We are entering a period of cancer treatment where more drugs are targeted at those people who will benefit the most
Professor Herbie Newell
Cancer Research UK

They found those who did not respond to paclitaxel had lower levels of a protein called TGFBI in their pre-treatment samples.

And further analysis revealed that cancer cell death rate was higher following treatment where levels of TGFBI were high.

Lead researcher Dr James Brenton said: "TGFBI is lost in one third of primary ovarian cancers and it is possible that this protein could be used as a biomarker for selecting patients likely to respond to this class of drug.

"Our findings offer hope not only for improved ovarian cancer treatment, it may also lead to improvements in the success rate of other taxane drugs used to treat lung and breast cancer."

Personalised medicine

Dr Ahmed Ashour Ahmed, who also worked on the study, said: "Our work reveals that some proteins that surround cancer cells such as TGFBI send messages to microtubules, the backbone of the cell, sensitising them to paclitaxel.

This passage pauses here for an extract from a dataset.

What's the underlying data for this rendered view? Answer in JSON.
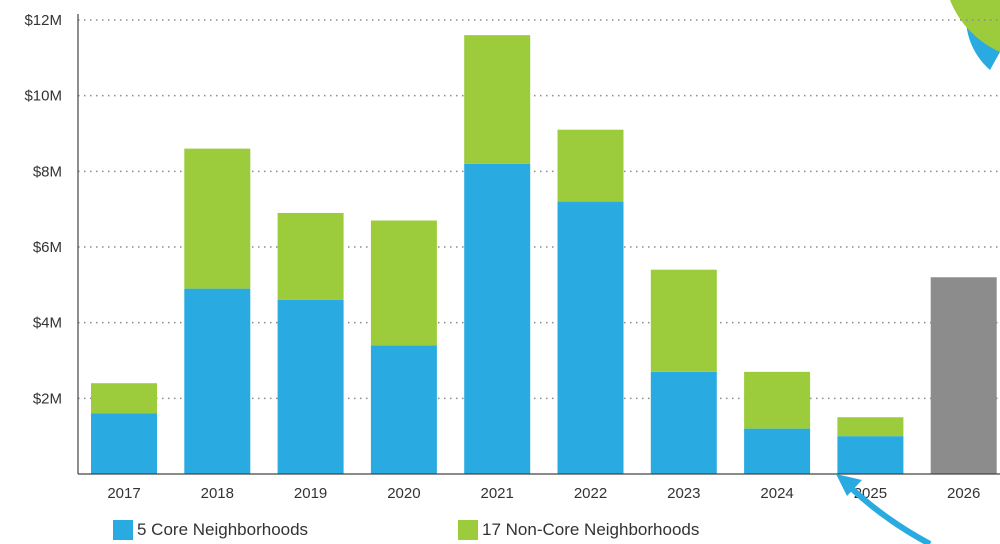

"Deciphering the code by which these messages are sent will enable the discovery of new treatments that will simulate the coded messages leading to a significant improvement in paclitaxel response."

Professor Herbie Newell, of Cancer Research UK, said: "We are entering a period of cancer treatment where more drugs are targeted at those people who will benefit the most.

"This personalised medicine approach potentially means treatments will be more effective with fewer side effects.

"This is really important for diseases like ovarian cancer that can be challenging to treat."